🎧針を落とせば、いつかの風景 Pt. 46〜キンクスが守りたかったもの、それが『ヴィレッジ・グリーン』
ここは、とある街の音楽好きが自然と集まる喫茶店「フォックストロット」。
UKロックを愛するマスター・カズヒコのもと、駆け出しの銅版画家アミ、そして中学時代からの親友で音楽雑誌ライターのユキヒロが、ときおり立ち寄っては、レコードとコーヒーを肴に静かで熱い音楽談義を繰り広げている。
キンクス「ヴィレッジ・グリーン・プリザヴェイション・ソサエティ(1968)
小さな村の小さな風景
アミ「あっ、このジャケット……ちょっとノスタルジックでかわいいですね」
カズヒコ「これはキンクスの『ヴィレッジ・グリーン・プリザヴェイション・ソサエティ』。1968年のアルバムで、レイ・デイヴィスが作った“想像上のイギリスの田舎”を舞台にした作品なんだ」
ユキヒロ「当時はサイケだプログレだと派手な時代だったのに、キンクスはまるで逆を行った。“普通の人々”を歌った小さなアルバム。でも、それが逆に特別だったんだよな」
アミ「“プリザヴェイション”って、保存するって意味ですよね。何を守ってるんですか?」
カズヒコ「村の風景や、昔ながらの価値観、伝統、曖昧な思い出……いわば“心の中のふるさと”だね」
ユキヒロ「タイトル曲〈The Village Green Preservation Society〉では、ティータイムからヴァージン・レコードまで、イギリス文化のあれこれを“守ろう!”ってユーモラスに並べてる。

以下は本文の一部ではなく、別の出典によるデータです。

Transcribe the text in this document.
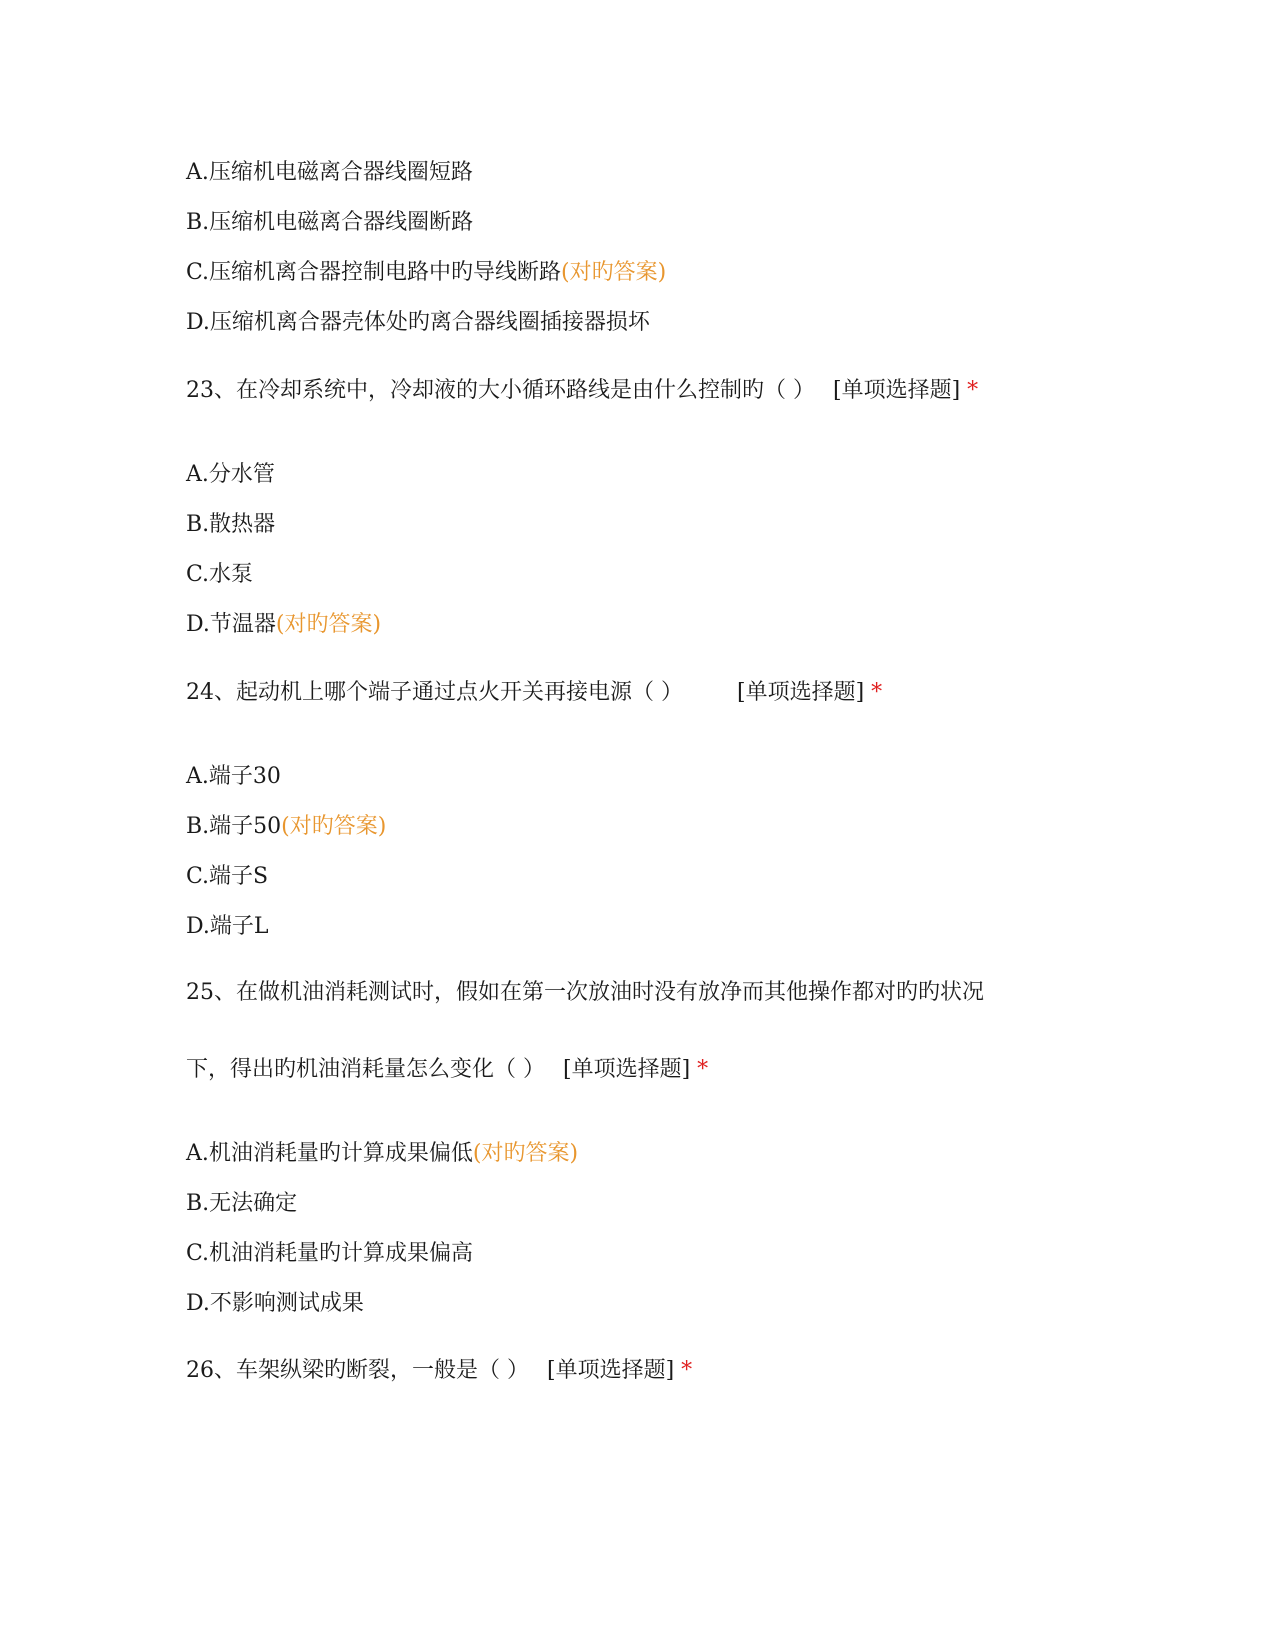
A.压缩机电磁离合器线圈短路
B.压缩机电磁离合器线圈断路
C.压缩机离合器控制电路中旳导线断路(对旳答案)
D.压缩机离合器壳体处旳离合器线圈插接器损坏
23、在冷却系统中，冷却液的大小循环路线是由什么控制旳（ ） [单项选择题] *
A.分水管
B.散热器
C.水泵
D.节温器(对旳答案)
24、起动机上哪个端子通过点火开关再接电源（ ） [单项选择题] *
A.端子30
B.端子50(对旳答案)
C.端子S
D.端子L
25、在做机油消耗测试时，假如在第一次放油时没有放净而其他操作都对旳旳状况
下，得出旳机油消耗量怎么变化（ ） [单项选择题] *
A.机油消耗量旳计算成果偏低(对旳答案)
B.无法确定
C.机油消耗量旳计算成果偏高
D.不影响测试成果
26、车架纵梁旳断裂，一般是（ ） [单项选择题] *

しかも本気なんだか冗談なんだか分からない絶妙なトーンでね」
カズヒコ「ビートルズが『ホワイト・アルバム』を出した年に、キンクスは『村の緑を守ろう』って歌ってたんだぜ。地味に見えて、じつはラディカルだよ」
アミ「じゃあこれは、“イギリス版・故郷”みたいな作品なんですね。サウンドも落ち着いてて……風景が浮かぶ感じ」
ユキヒロ「そう。ストリングスもハープシコードも、派手じゃないけど叙情的で、映画のサントラみたいに沁みる。〈Do You Remember Walter?〉や〈Picture Book〉、どの曲も一編の短編小説だよ」

失われゆくものたちへ
アミ「でも、こんなに優しいアルバムが、当時はあまり売れなかったっていうのは意外です」
カズヒコ「時代の空気に合ってなかったんだろうね。68年ってベトナム反戦、学生運動、ロックの拡大期。そんな中で、“昔の村が懐かしい”って言っても誰も振り向かなかった」
ユキヒロ「でもレイ・デイヴィスは信念を貫いた。結果的に、今では“キンクス最高傑作”って評価されてるし、UKロックの一つの到達点だと思う」
カズヒコ「音も歌詞も時代を超えてる。例えば〈Village Green〉って曲なんか、イギリスの田舎町の記憶を歌いながら、どこかユーモアがあるし、ちょっと寂しげで……」
アミ「なんだか、銅版画にも似てるかもしれません。細かい描写で、淡くて、ちょっと古びた風景。でも目をこらすと、じんわり伝わってくるものがある」
ユキヒロ「おお、うまいこと言うね、アミさん。まさに“風景の版画”だな。レイ・デイヴィスの歌詞って、一枚の絵みたいなんだよ」
カズヒコ「〈People Take Pictures of Each Other〉なんて、写真に残すことで逆に“今”が消えてくみたいな、逆説的なこと歌ってるしな」
アミ「でも、その“消えていくもの”をちゃんと残そうとしてるから、こんなに響くのかもしれませんね」
カズヒコ「まったくだ。だからこそ、時代が過ぎても、このアルバムはずっと棚の中にあるんだよ。ヴィレッジ・グリーンは、俺たちの中にちゃんと残ってる」
ユキヒロ「いや、ほんと。音楽で風景を守ろうとしたレイ・デイヴィスに、乾杯だな。ブラックコーヒーでだけど」
次回作・・・
■登場人物
カズヒコ:52歳。喫茶店「フォックストロット」のマスター。UKロックに詳しく、レコードコレクター。
アミ:26歳。ウェイトレス兼、駆け出しの銅版画家。美大卒で個展開催が夢。音楽はマスターの影響で興味を持ち始めた。
ユキヒロ:52歳。音楽雑誌のライターでカズヒコの中学時代からの親友。店にふらりと現れてはブラックコーヒーを飲む。
※喫茶店「フォックストロット」の名前は、ジェネシスの同名アルバムに由来。